Today, most historians are no longer impressed by the efforts of their professional forebears back in the 1960s and 1970s to enumerate the causes of historical change and to offer convincing explanations as to how, why and when things happened. Yet during those two decades, this way of approaching the past seemed simultaneously innovative, exciting, plausible and relevant. Today, many of our foremost scholars claim that in moving from explanation to meaning, from causes to understanding, we have become much more sophisticated in our comprehension of the past. Perhaps this is right. But then again, perhaps it is not wholly right, for historians, as Carr insisted time and again, are themselves agents and victims of the historical process. In every generation, scholars have arisen proclaiming that they have found a new key that unlocks the essence of the past in a way that no previous historical approach has ever done. Our own generation is no exception to this rule - and it will probably be no exception to this fate. For these claims have never yet stood the test of time.

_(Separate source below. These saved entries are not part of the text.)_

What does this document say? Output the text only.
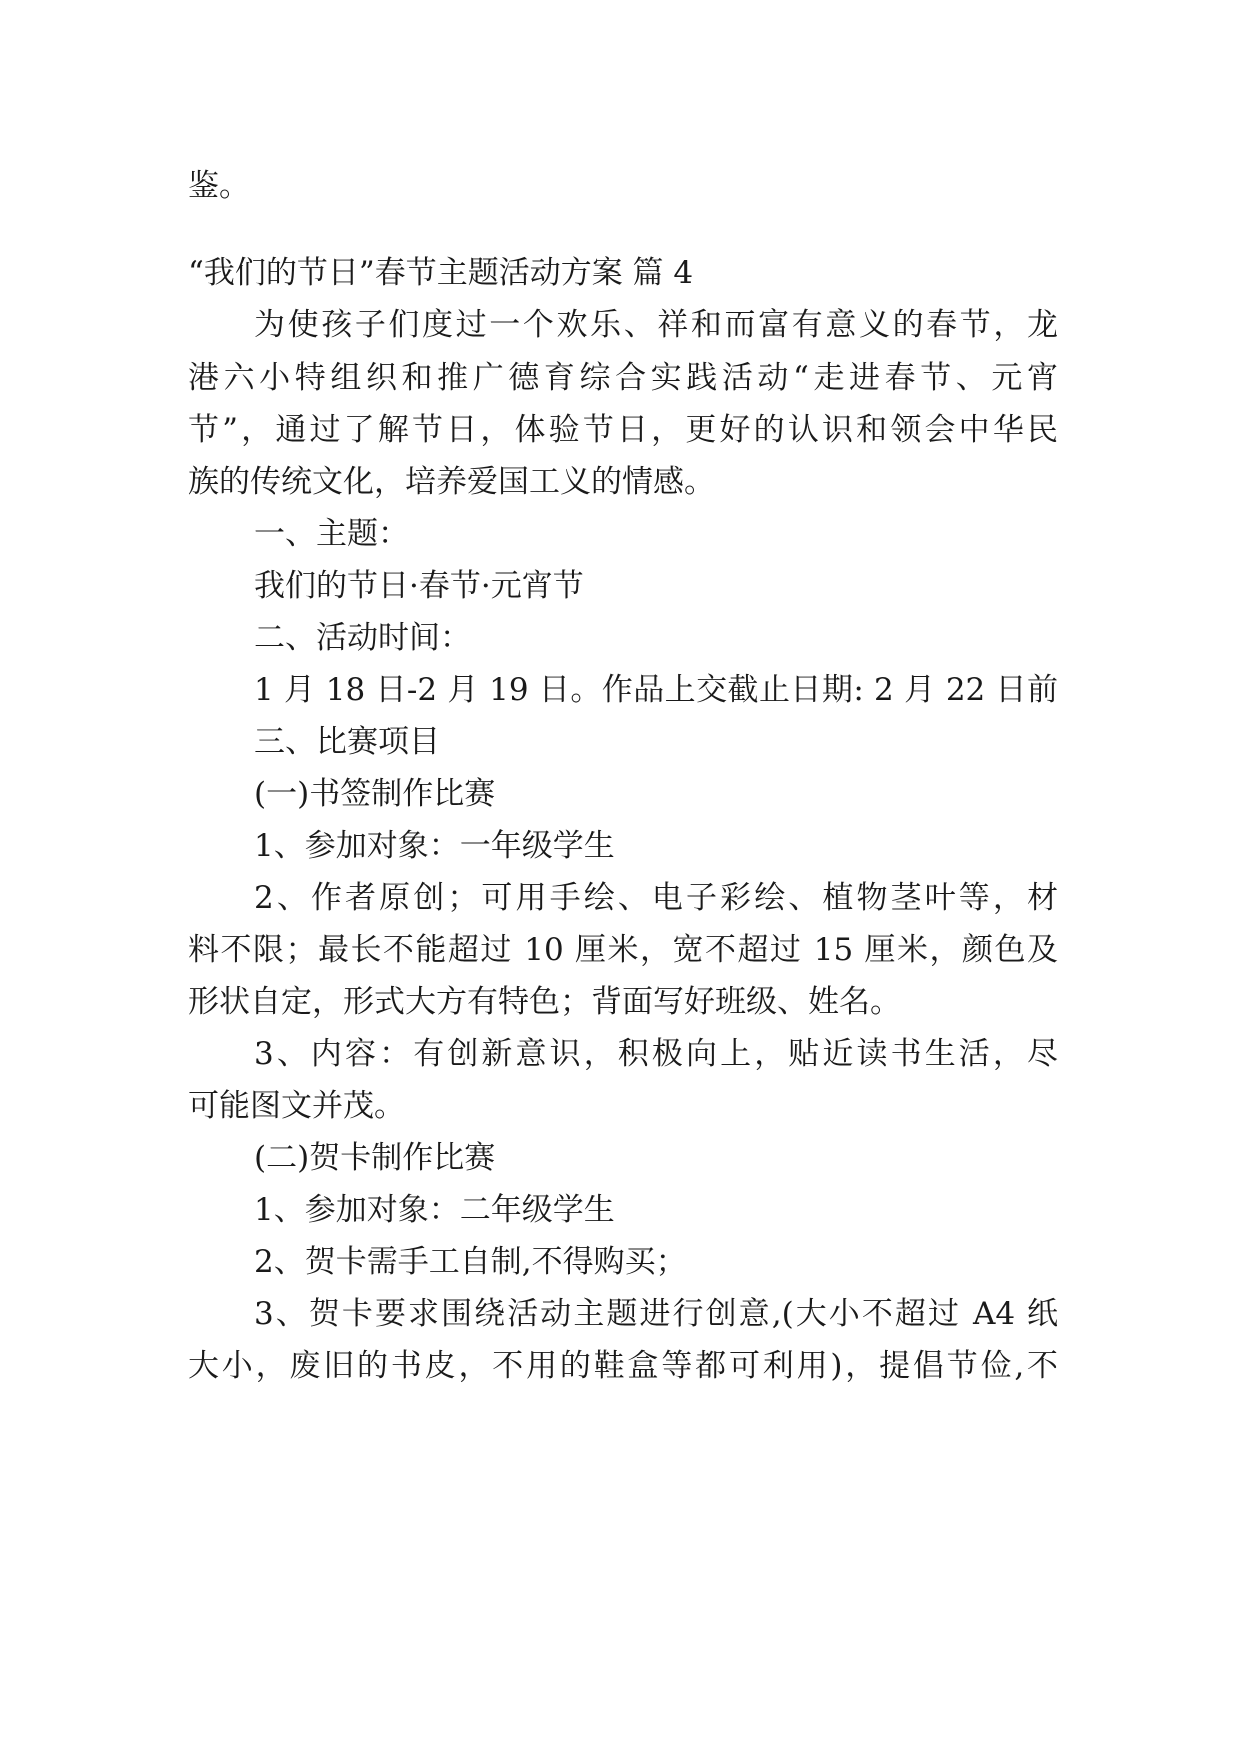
鉴。
“我们的节日”春节主题活动方案 篇 4
为使孩子们度过一个欢乐、祥和而富有意义的春节，龙
港六小特组织和推广德育综合实践活动“走进春节、元宵
节”，通过了解节日，体验节日，更好的认识和领会中华民
族的传统文化，培养爱国工义的情感。
一、主题：
我们的节日·春节·元宵节
二、活动时间：
1 月 18 日-2 月 19 日。作品上交截止日期: 2 月 22 日前
三、比赛项目
(一)书签制作比赛
1、参加对象：一年级学生
2、作者原创；可用手绘、电子彩绘、植物茎叶等，材
料不限；最长不能超过 10 厘米，宽不超过 15 厘米，颜色及
形状自定，形式大方有特色；背面写好班级、姓名。
3、内容：有创新意识，积极向上，贴近读书生活，尽
可能图文并茂。
(二)贺卡制作比赛
1、参加对象：二年级学生
2、贺卡需手工自制,不得购买；
3、贺卡要求围绕活动主题进行创意,(大小不超过 A4 纸
大小，废旧的书皮，不用的鞋盒等都可利用)，提倡节俭,不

Next week at the Anglo-American Conference of Historians, academics will meet to discuss the dynamic inherent in this scholarly process and to discuss the way the past is being rewritten. Twenty years from now, scholars will probably be concerned with something very different, and they will look back with bemused amazement that our generation could believe so confidently that unravelling the "meaning" of the past was the historian's crucial and essential task.
David Cannadine is director of the Institute of Historical Research. This article is based on his contribution to What is History Now?, to be launched by Palgrave Macmillan at the conference.